Contra todo pronóstico.
Contra el veneno.
Contra la muerte misma.
Gracias a ella.
—Me salvaste —la comprensión salió maravillada.
Asombrada—.
Tus lágrimas.
Me curaron.
—No sé cómo —estaba llorando más fuerte ahora—.
Solo estaba…
pensé que estabas muerto y no podía…
no sabía qué hacer…
—Shh —la acerqué más.
A pesar de la debilidad.
A pesar de todo—.
Está bien.
Estoy bien.
Ella se desplomó sobre mi pecho.
Sollozando.
Todo su cuerpo temblando.
La sostuve.
Mis brazos rodeándola.
Manteniéndola cerca.
Manteniéndola a salvo.
Esta mujer.
Esta increíble mujer que de alguna manera me había traído de vuelta de la muerte.
Mi compañera.
Mi verdadera compañera.
—Tu loba —las palabras salieron suaves—.
La sentí.
Es Alfa.
—A través de nuestro vínculo —toqué su rostro de nuevo.
Maravillado—.
Es hermosa.
Fuerte.
Justo como tú.
—No lo sabía —nuevas lágrimas cayeron—.
No sabía que podía transformarme de nuevo.
No sabía que ella estaba ahí.
Pero cuando te vi muriendo…
cuando pensé que te habías ido…
—Ella regresó —lo entendí perfectamente—.
Para salvarme.
Para salvarnos.
Sera asintió.
Incapaz de hablar a través de las lágrimas.

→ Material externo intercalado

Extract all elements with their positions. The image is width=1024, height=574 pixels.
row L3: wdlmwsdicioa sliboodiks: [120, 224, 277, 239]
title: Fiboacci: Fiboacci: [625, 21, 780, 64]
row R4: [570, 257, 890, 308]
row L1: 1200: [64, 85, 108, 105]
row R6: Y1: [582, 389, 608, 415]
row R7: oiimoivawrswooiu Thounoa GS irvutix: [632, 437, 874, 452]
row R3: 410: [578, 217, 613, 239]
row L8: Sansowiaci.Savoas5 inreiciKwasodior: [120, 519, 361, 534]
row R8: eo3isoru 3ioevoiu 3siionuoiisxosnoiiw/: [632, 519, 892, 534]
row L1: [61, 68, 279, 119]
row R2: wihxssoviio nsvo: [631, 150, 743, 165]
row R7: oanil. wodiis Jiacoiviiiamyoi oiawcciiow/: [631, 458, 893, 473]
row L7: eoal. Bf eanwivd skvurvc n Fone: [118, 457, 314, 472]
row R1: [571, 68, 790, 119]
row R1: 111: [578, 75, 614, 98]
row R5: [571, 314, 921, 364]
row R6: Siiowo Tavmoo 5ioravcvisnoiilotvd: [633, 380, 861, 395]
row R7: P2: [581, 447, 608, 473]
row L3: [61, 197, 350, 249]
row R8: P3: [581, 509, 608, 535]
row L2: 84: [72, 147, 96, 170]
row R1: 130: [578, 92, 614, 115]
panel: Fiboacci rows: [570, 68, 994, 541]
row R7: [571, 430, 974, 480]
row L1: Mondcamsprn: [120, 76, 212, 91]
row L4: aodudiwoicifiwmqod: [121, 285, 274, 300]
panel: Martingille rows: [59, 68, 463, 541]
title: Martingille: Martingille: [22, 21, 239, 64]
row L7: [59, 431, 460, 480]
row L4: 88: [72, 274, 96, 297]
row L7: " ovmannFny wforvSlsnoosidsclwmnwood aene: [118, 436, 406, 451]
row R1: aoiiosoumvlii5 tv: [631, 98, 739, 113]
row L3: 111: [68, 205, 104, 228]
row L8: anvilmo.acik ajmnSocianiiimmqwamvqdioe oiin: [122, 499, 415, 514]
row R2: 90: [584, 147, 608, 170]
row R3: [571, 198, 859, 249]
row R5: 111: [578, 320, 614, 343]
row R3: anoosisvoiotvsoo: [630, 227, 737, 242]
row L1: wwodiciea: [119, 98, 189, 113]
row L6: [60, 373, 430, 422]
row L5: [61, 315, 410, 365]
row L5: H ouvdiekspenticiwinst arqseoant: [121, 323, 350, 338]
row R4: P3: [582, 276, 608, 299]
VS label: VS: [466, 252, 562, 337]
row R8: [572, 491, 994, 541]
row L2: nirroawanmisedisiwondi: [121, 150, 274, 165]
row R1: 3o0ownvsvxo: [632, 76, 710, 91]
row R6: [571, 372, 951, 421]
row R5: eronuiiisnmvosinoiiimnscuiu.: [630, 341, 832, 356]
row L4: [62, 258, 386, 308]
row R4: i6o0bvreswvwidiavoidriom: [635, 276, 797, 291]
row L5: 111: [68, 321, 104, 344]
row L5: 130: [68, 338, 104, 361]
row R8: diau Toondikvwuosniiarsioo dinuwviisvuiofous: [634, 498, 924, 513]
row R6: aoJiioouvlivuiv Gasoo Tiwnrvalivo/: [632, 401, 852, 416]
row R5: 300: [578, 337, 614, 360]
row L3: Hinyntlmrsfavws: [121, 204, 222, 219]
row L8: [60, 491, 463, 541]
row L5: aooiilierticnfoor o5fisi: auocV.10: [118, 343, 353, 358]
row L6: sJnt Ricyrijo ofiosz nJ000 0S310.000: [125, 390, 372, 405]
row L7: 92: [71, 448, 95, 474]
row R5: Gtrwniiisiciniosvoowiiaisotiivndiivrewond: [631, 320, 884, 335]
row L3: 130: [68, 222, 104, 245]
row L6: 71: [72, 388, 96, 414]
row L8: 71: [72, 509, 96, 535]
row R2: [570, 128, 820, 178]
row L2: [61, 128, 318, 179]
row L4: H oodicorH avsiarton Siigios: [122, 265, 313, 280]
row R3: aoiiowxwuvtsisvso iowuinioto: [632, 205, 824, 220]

—Gracias —las palabras parecían inadecuadas.
Insuficientes para lo que ella había hecho.
Para lo que había dado—.
Gracias por no rendirte.
Por encontrarme.
Por traerme de vuelta.
—Te amo —lo dijo con fiereza.
Desesperada—.
Te amo.
Siempre te he amado.
Incluso cuando estaba enojada.
Incluso cuando pensaba que me habías traicionado.
Nunca dejé de hacerlo.
—Lo sé —la atraje hacia mí de nuevo.
Presioné mi frente contra la suya—.
Lo sé, amor.
Siempre lo he sabido.
Nos quedamos así.
Solo respirando.
Solo abrazándonos.
Solo estando vivos.
—Los videos —dije finalmente.
Apartándome lo suficiente para ver su rostro—.
¿Los viste?
—Sí —asintió rápidamente—.
Vi todo.
Gabriel confesando.
Emma admitiendo todo.
Todo.
—¿Y ahora me crees?
¿Sabes que yo no…
—Lo sé —me interrumpió—.
Sé que no me traicionaste.
Sé que te drogaron.
Lo sé todo.
El alivio me inundó.
Abrumador.
Todo consumidor.
Ella me creía.
Finalmente.
Después de todos estos meses.
—Lo siento —su voz se quebró de nuevo—.
Lo siento tanto por no haberte creído antes.
Debería haber confiado en ti.
Debería haber sabido que nunca…
—Para —toqué sus labios.
Suavemente—.
Tenías todas las razones para dudar.
Las pruebas parecían reales.
Lo entiendo.
—Pero te lastimé —las lágrimas corrían más rápido—.
Te alejé.
Pedí el divorcio.
Te hice pensar que te odiaba.
—Pero volviste —limpié sus lágrimas con mi pulgar—.
Me encontraste.
Me salvaste.
Eso es lo que importa.
—Casi te pierdo —las palabras salieron ahogadas—.
Estabas muerto.
Realmente muerto.
Y yo…
—Pero no estoy muerto —la acerqué más—.
Estoy aquí mismo.
Vivo.
Gracias a ti.
Ella enterró su rostro en mi cuello.
Llorando con más fuerza.
Sus lágrimas cálidas contra mi piel.
La sostuve.
La dejé llorar.
La dejé liberar todo el miedo y el dolor y el alivio.
Mis propios ojos ardían.
Mis propias lágrimas amenazaban.
Pero las contuve.
Me concentré en ella.
En consolarla.
—Eres un regalo —las palabras salieron suaves.
Reverentes—.
¿Lo sabes?
Eres un regalo de la Diosa Luna misma.